RS - BAE +, Dyspnoea on exertion present 

CNS - No focal neurological deficits

Abdomen

On Inspection 

Abdomen is distended

Umbilicus is central and inverted

Skin is stretched with Dilated veins on sides of the Abdomen 


Appendicectomy scar present 

On Palpation

Soft, Nontender

Liver not palpable 

Spleen not palpable

On Percussion 

Shifting dullness present 

Fluid thrill elicited

Liver span was difficult to percuss due to distended abdomen.

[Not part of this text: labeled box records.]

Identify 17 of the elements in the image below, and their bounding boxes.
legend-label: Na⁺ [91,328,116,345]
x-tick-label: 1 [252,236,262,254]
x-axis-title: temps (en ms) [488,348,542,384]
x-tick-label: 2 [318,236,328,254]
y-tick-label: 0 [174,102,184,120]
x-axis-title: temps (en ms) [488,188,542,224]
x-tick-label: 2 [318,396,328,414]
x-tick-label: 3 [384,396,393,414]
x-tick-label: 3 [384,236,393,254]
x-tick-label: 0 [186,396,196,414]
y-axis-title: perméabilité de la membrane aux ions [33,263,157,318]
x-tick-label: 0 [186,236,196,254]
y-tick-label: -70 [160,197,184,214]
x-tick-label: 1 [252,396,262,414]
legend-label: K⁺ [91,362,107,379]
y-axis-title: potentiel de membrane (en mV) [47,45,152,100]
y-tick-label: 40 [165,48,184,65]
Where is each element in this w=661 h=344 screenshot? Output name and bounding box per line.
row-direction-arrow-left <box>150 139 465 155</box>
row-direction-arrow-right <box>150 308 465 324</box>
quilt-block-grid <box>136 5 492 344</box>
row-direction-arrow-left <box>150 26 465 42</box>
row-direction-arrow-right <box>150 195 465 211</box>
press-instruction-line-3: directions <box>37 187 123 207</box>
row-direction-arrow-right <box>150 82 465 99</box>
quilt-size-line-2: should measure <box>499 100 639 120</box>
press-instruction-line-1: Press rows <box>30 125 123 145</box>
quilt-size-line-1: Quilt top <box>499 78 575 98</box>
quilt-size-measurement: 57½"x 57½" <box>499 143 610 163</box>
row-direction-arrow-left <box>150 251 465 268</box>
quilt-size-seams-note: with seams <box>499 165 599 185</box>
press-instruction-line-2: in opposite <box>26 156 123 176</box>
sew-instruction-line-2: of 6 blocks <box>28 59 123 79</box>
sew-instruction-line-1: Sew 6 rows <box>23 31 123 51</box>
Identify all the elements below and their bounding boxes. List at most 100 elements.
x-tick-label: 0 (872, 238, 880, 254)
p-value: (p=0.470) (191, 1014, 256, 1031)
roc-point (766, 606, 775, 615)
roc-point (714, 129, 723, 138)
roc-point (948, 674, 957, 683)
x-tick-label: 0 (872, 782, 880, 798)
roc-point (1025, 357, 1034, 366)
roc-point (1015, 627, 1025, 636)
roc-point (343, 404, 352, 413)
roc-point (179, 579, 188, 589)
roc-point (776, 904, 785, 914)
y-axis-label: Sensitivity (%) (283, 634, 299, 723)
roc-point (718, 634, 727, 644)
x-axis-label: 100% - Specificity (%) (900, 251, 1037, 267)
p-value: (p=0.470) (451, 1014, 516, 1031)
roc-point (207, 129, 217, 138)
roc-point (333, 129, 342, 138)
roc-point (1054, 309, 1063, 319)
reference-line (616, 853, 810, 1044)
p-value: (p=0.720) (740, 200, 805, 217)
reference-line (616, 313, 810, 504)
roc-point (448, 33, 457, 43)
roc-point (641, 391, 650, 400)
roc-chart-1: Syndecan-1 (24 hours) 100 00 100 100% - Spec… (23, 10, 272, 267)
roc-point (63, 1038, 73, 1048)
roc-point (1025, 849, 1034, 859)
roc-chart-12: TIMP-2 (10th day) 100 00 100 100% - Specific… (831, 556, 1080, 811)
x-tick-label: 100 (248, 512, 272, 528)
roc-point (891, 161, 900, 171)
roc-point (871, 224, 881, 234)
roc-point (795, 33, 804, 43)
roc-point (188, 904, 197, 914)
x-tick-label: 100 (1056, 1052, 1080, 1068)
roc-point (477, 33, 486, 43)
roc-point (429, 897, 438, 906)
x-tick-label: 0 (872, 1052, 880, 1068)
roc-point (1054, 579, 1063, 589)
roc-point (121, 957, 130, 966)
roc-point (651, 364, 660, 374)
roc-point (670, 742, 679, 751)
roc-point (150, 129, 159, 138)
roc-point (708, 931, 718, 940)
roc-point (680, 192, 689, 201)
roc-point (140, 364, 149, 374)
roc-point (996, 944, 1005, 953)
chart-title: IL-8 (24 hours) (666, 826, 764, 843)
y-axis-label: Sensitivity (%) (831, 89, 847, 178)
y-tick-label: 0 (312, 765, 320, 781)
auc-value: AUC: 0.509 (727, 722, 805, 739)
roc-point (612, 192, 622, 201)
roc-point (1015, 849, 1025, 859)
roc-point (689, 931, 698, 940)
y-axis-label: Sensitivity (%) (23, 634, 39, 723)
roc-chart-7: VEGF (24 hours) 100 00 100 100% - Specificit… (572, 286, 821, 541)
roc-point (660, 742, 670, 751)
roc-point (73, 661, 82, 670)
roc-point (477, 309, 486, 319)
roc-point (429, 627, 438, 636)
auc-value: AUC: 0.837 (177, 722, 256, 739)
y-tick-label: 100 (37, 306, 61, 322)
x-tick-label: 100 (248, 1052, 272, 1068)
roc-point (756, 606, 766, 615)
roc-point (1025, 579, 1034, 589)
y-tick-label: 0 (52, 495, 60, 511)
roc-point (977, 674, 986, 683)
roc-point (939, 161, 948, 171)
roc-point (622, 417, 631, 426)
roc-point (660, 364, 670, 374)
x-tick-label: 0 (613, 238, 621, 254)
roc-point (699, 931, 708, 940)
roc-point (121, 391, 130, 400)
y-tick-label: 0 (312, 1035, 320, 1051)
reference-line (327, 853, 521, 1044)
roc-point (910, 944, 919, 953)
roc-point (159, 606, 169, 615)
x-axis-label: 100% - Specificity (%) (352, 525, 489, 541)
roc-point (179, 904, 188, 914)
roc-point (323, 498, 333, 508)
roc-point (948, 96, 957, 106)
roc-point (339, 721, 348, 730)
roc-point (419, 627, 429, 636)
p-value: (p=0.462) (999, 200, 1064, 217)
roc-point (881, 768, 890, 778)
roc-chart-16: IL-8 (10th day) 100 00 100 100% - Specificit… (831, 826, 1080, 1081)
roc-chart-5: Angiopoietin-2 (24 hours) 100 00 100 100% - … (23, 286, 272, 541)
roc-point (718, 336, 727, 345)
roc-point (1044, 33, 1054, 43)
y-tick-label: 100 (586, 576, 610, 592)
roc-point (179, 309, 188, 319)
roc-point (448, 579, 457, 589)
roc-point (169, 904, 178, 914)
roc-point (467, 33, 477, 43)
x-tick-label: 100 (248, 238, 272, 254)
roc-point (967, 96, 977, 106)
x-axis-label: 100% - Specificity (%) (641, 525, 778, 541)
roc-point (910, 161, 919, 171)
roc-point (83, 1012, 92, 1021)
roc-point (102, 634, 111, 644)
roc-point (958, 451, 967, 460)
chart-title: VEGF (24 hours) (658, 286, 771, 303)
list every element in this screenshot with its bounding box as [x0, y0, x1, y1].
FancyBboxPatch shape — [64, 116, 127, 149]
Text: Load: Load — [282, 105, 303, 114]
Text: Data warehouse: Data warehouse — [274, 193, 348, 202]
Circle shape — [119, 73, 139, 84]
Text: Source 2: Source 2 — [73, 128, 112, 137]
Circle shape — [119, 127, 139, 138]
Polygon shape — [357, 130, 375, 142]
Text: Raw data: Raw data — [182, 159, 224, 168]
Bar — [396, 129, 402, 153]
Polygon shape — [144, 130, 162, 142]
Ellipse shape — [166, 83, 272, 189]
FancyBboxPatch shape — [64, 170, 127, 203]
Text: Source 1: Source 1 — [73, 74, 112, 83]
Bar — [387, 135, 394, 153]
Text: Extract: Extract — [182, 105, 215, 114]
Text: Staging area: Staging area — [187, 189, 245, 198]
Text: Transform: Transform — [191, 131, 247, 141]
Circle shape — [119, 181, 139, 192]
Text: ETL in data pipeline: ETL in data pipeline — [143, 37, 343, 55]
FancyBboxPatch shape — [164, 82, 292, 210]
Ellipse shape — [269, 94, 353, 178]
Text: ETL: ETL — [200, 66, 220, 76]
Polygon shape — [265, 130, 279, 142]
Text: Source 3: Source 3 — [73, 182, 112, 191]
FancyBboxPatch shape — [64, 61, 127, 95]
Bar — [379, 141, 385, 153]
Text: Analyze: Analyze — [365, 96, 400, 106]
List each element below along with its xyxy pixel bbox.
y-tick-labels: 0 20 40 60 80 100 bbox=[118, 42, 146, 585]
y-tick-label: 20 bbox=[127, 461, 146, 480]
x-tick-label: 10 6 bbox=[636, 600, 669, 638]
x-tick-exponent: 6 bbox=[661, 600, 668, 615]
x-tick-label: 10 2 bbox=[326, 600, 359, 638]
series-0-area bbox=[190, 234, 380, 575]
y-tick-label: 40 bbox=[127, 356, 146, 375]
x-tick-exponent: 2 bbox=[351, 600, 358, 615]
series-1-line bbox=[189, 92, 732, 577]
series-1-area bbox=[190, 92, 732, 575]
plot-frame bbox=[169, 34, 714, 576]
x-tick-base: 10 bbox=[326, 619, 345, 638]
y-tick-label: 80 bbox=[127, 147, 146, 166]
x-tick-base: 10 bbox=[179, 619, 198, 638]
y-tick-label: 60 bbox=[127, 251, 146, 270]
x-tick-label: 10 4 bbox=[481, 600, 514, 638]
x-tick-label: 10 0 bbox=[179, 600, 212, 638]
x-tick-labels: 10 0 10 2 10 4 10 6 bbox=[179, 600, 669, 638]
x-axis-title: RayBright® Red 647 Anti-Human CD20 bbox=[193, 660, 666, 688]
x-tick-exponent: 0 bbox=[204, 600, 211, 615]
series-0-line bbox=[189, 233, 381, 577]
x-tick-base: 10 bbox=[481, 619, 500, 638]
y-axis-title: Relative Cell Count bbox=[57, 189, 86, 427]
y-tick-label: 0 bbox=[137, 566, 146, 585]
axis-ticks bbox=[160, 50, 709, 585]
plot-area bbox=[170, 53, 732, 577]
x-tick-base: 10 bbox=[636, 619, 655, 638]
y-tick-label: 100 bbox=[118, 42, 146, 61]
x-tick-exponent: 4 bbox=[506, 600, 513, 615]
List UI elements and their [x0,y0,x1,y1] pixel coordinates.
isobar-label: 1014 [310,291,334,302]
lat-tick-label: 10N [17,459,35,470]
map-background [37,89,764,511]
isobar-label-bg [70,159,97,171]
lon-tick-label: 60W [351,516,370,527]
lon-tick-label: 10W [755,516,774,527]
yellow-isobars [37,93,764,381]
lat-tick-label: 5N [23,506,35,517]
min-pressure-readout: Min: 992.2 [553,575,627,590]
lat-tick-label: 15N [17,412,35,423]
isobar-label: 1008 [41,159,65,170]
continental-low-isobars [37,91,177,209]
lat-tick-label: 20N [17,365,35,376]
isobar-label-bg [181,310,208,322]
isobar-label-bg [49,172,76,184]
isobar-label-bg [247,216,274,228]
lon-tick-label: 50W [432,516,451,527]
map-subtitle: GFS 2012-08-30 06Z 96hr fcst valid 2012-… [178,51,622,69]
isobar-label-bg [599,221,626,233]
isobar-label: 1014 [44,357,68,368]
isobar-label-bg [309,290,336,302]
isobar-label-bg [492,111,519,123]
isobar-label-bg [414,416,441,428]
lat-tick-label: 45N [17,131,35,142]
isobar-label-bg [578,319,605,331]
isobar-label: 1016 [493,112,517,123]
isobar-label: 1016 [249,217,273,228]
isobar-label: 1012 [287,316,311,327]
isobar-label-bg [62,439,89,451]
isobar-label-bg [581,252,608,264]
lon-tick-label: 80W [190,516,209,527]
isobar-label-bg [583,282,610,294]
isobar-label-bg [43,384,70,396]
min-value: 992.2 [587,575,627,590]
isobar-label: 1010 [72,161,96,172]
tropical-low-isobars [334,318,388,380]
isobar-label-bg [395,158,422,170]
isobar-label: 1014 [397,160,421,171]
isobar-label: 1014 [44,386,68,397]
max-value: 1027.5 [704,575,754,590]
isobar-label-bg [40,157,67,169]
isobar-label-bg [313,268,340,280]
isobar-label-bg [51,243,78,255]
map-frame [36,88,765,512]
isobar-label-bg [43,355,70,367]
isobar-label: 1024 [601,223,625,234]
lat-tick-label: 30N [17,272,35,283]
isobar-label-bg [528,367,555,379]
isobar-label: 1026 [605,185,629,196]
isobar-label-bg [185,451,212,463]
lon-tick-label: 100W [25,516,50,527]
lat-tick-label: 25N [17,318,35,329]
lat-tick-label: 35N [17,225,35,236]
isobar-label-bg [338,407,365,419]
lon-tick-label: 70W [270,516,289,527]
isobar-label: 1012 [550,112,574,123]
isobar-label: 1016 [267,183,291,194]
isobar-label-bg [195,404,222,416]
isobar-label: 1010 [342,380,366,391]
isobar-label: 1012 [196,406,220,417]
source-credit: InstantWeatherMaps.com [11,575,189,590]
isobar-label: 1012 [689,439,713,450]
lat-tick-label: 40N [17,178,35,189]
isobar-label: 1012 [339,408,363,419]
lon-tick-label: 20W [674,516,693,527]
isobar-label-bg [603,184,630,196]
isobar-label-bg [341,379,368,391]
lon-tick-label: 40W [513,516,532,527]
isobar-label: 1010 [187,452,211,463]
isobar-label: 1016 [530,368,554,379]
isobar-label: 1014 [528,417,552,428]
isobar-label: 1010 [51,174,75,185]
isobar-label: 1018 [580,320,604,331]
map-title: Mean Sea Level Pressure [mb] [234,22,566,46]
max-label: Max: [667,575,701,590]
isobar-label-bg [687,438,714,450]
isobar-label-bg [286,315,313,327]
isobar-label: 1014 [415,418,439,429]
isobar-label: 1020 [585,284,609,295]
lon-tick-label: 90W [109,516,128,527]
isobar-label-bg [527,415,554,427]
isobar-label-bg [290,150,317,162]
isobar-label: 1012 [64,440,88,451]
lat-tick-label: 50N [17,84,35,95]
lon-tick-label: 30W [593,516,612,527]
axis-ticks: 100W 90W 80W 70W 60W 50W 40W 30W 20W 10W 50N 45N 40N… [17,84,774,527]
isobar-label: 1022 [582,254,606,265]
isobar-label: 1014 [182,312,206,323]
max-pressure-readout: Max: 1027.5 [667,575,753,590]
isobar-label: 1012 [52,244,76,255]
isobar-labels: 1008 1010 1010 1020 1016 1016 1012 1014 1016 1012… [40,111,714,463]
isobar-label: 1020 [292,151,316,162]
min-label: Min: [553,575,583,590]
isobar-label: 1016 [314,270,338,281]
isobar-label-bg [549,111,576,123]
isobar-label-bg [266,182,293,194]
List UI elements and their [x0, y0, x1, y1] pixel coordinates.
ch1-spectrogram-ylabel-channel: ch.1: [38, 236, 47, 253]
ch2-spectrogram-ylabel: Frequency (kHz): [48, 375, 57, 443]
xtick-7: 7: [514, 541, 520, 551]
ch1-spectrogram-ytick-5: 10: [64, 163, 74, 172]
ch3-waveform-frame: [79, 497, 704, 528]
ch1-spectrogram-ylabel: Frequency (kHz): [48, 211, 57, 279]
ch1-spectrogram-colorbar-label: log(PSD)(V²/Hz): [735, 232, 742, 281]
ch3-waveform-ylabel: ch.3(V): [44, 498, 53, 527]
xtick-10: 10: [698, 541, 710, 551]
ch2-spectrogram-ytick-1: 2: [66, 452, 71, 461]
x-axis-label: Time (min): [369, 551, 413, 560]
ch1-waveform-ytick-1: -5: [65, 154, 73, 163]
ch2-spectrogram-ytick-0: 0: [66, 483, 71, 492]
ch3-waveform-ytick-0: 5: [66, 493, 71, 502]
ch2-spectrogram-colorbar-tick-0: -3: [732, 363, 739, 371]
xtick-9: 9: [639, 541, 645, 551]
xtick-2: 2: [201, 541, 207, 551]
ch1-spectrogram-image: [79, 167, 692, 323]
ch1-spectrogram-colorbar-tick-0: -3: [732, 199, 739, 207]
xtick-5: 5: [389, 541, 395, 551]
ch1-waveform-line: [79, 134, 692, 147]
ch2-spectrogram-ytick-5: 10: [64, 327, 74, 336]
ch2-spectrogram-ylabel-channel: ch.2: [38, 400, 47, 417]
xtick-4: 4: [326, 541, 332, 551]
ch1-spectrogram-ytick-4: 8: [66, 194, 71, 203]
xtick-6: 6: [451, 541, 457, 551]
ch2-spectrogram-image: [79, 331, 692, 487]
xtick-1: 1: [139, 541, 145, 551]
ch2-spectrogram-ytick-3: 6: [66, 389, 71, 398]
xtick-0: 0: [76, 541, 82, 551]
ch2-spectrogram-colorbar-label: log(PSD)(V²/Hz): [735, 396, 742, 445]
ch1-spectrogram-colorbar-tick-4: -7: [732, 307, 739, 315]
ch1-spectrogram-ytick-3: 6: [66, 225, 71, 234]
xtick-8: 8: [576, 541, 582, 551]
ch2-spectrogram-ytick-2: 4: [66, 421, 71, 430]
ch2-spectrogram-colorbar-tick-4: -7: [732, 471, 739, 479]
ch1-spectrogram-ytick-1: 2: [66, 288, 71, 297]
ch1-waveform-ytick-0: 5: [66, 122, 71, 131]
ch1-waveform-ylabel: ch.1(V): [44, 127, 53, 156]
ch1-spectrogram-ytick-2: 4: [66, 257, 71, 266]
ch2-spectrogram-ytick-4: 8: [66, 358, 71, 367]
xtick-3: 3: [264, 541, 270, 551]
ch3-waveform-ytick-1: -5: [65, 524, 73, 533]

Auscultation  - Bowel sounds present 

Provisional Diagnosis - Ascitis secondary to Chronic aliver disease

Diagnostic ascitic tap reveals Hemorrhagic Ascitis


GastroEnterologist Referral done on 05/01/2024
Advice :
 - MRCP after LVP
 - CA19-9
 - NT tube after MRCP
 - Inj. OCREOTIDE 100mcg SC/TID

Investigations



USG Abdomen and Pelvis
29/12/2023
 - Gross Ascitis
 - Gall bladder wall edema
 - Ectopic left kidney in left iliac fossa
01/01/2024
 - Gross Ascitis
 - Irregular and thickened urinary bladder wall with pappilae into bladder with no vascularity and internal echoes in bladder
 - ?Chronic Cystitis

Ascitic fluid Bacterial C/s report - No growth after 48 hours of aerobic incubation 

Ascitic fluid cytology report
microscopic findings: cytosmear studied shows predominantly lymphocytes, mesothelial cells in a necrotic and hemmorhagic background
No Evidence of atypical cells

Ascitic fluid CBNAAT -  Negative

Ascitic fluid ADA - 22 U/L

CECT Abdomen and Pelvis
 - Severe ascites.
 - Omental thickening
 - Suggest ascites fluid analysis to rule out abdominal Koch's.
 - Normal pancreas.
 - Ectopic left kidney.

Final Diagnosis 
1) HEMORRHAGIC ASCITIS 2° to ?TB, ?Malignancy
2) ECTOPIC KIDNEY

Treatment 

1) IV FLUIDS - RL or DNS 30ml/hour
2)Inj. PAN 40mg PO/OD/BBF
3)Inj. TRAMADOL IV 1 AMP IN 100ml NS BD
4) Syp. ASCORIL 10ml PO/ TID






Comments

  1. My own AETCOM analysis of this patient :

    Attitude leading to failed communication toward patient's

    1) Diagnosis :

    Attitudinal failure to learn how to diagnose his pain abdomen

    There was considerable uncertainty about his abdominal pain and ascites but given the sequence of events, it looked like an inflammatory ascites either secondary to a sealed perforation and secondary peritonitis or even remotely peritoneal tuberculosis

    Instead of trying to seek help from different team members by communicating it to all the stakeholders in time, I just limited my sharing of the patient's problems with very few people and hence failed to arrive at a diagnosis.

    The next step would have been an exploratory laparoscopy to look for sealed perforation with peritoneal biopsy but I failed to realize that as I had limited my communication of this patient with other departmental team members

    Ethics :

    I sent the patient to some other place and forgot totally about him and didn't learn what was done for him finally and as a result I shall repeat the same AETCOM failure again given the same situation of pain abdomen!